Photo/Illutration Yasutoshi Nishimura, the minister who heads the government’s response to the COVID-19 pandemic, fourth from left, and Shigeru Omi, chief of the government's expert panel on responding to the COVID-19 health crisis, left, attend a panel meeting in Tokyo on Aug. 25. (Shinnosuke Ito)

The government on Aug. 25 is to expand its COVID-19 state of emergency to eight more prefectures in an effort to contain a dramatic surge in infections.

Tokyo and Osaka are among 13 prefectures already slapped with emergency curbs.
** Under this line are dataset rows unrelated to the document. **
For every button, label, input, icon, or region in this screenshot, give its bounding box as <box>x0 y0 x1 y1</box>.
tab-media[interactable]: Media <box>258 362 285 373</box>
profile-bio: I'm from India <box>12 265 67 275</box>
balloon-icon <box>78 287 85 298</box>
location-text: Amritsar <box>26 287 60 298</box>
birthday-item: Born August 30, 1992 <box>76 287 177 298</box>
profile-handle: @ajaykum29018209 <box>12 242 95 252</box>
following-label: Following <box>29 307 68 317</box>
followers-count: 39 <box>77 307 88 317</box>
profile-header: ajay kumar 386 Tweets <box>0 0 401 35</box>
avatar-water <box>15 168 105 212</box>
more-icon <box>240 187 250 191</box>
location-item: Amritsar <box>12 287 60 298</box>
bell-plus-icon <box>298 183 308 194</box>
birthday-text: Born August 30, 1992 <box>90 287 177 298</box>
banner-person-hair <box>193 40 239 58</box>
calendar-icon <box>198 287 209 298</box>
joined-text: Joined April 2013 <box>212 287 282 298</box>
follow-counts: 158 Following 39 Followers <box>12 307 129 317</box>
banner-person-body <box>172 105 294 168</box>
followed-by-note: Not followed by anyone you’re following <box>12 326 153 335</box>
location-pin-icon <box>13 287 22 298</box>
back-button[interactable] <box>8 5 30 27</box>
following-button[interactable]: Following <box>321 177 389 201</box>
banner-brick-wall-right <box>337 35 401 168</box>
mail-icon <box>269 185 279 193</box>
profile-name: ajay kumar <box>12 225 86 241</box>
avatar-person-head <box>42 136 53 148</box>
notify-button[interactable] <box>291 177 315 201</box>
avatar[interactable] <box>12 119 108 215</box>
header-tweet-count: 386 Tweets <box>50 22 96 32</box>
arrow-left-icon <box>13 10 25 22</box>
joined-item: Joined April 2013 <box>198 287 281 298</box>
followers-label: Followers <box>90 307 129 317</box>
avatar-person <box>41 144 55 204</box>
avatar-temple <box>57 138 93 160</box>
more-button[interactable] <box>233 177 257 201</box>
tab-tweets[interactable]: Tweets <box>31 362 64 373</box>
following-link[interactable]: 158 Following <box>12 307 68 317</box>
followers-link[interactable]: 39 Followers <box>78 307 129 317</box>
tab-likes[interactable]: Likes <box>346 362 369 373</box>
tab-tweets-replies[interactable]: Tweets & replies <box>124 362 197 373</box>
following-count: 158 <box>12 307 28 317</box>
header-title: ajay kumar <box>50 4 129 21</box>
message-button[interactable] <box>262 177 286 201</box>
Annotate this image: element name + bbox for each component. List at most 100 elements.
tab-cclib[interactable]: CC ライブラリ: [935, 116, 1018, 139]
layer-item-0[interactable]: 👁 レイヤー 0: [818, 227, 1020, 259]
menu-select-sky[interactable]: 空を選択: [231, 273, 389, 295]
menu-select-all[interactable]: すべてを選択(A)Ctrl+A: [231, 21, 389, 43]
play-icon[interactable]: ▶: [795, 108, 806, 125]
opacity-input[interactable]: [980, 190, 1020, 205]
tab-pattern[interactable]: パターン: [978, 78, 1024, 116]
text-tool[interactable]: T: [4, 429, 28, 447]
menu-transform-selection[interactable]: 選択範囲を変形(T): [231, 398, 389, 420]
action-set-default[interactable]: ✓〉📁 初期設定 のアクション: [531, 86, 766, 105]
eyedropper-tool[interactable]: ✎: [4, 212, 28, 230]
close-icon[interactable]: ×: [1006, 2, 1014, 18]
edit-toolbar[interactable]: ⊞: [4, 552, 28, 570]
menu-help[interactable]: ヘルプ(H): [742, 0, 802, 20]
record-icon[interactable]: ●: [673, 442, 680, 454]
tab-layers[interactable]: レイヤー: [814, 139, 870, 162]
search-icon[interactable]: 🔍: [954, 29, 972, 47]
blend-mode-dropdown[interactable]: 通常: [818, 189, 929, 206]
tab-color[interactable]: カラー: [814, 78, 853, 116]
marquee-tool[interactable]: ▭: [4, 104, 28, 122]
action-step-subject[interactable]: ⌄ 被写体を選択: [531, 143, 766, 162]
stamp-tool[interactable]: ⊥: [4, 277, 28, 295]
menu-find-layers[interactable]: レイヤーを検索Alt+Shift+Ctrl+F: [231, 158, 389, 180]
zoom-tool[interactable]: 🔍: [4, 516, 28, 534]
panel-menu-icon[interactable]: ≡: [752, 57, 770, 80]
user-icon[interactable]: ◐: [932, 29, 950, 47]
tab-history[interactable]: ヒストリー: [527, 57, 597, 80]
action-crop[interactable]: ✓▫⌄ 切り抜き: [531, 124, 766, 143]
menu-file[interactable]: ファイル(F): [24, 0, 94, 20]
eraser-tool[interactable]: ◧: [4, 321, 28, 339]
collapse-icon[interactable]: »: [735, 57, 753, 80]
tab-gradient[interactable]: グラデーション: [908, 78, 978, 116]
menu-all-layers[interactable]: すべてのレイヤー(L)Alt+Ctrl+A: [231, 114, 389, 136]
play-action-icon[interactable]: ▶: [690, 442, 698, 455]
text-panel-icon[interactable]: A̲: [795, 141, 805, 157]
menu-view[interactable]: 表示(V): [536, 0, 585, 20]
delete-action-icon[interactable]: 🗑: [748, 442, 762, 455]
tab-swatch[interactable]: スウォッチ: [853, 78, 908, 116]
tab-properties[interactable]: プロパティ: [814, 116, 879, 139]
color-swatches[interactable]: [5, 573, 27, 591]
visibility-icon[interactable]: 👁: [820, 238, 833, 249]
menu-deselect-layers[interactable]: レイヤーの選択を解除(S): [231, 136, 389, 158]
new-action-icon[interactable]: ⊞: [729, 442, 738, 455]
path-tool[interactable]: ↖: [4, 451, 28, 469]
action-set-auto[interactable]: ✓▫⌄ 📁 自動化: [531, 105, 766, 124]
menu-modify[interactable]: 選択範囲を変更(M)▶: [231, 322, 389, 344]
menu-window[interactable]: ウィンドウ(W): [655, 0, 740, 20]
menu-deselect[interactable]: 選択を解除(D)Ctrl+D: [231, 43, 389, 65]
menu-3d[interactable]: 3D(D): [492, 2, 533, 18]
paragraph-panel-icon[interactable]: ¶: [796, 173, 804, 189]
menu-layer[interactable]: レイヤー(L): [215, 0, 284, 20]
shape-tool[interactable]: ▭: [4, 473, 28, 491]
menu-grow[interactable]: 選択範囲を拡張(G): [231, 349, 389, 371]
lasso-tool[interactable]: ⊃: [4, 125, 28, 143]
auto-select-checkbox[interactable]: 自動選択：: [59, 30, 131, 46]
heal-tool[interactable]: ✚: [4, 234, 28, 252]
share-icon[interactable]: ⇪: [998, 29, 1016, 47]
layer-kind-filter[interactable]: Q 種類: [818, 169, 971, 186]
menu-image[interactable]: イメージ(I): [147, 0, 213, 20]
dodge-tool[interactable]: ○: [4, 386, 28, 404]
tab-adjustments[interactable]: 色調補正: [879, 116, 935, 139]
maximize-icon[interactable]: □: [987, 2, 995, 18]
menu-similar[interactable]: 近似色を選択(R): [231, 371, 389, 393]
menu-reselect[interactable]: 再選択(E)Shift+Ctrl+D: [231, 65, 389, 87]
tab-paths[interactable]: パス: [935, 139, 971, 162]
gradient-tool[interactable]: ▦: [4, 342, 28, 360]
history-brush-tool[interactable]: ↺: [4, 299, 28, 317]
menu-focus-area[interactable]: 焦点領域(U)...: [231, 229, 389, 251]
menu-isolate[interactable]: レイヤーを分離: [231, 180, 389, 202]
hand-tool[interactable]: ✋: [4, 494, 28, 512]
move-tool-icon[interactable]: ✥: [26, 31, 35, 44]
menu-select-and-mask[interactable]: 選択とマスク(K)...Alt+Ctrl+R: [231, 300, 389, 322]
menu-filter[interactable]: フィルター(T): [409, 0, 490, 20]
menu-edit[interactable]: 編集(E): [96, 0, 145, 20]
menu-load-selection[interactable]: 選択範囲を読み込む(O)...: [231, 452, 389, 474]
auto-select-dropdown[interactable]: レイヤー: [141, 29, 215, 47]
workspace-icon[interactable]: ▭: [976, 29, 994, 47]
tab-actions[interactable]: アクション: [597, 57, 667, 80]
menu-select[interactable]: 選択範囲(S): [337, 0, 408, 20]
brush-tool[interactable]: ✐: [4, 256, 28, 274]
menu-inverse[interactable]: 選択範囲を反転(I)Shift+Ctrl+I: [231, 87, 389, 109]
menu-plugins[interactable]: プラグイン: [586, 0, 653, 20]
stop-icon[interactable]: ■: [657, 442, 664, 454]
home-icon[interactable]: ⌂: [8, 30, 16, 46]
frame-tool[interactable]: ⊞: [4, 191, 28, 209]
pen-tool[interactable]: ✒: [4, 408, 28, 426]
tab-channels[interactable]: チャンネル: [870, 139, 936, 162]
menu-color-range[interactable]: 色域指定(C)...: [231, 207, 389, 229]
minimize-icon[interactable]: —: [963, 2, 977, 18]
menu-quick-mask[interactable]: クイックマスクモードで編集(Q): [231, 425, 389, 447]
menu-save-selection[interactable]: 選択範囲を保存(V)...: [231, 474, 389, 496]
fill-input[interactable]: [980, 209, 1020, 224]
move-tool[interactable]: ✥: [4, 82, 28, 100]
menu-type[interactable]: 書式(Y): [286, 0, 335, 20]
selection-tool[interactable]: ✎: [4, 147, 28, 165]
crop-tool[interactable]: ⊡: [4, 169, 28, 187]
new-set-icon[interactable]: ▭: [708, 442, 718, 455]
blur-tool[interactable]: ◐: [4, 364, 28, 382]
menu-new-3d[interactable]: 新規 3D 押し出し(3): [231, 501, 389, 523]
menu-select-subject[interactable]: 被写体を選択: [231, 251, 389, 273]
The latest targeted prefectures--Miyagi, Gifu, Aichi, Mie, Shiga, Okayama and Hiroshima, as well as the northern main island of Hokkaido--are currently under pre-emergency measures.

The government's expert panel on ways to respond to the pandemic approved the plan in the morning of Aug. 25. The government is to officially decide on the expansion in the afternoon.

Pre-emergency measures, which are currently enforced in 16 prefectures, are to be applied for Kochi, Saga, Nagasaki and Miyazaki prefectures as well.

The state of emergency and the pre-emergency measures for the latest additions will kick off Aug. 27 and end Sept. 12.

With the government’s new additions, the emergency and pre-emergency steps will cover 21 and 12 prefectures, respectively. Those 33 prefectures account for 70 percent of the nation's 47 prefectures.

“We will make stronger efforts to bolster medical care services and secure more hospital beds by using temporary medical facilities, for example,” Yasutoshi Nishimura, the minister who heads the government’s response to the COVID-19 pandemic, told the expert panel in reference to areas where the state of emergency or other countermeasures are in force or about to be enforced.

Noting that a new semester will start soon, Nishimura said the government “will try to strengthen our preventive measures in schools against the spread of COVID-19 as much as possible.”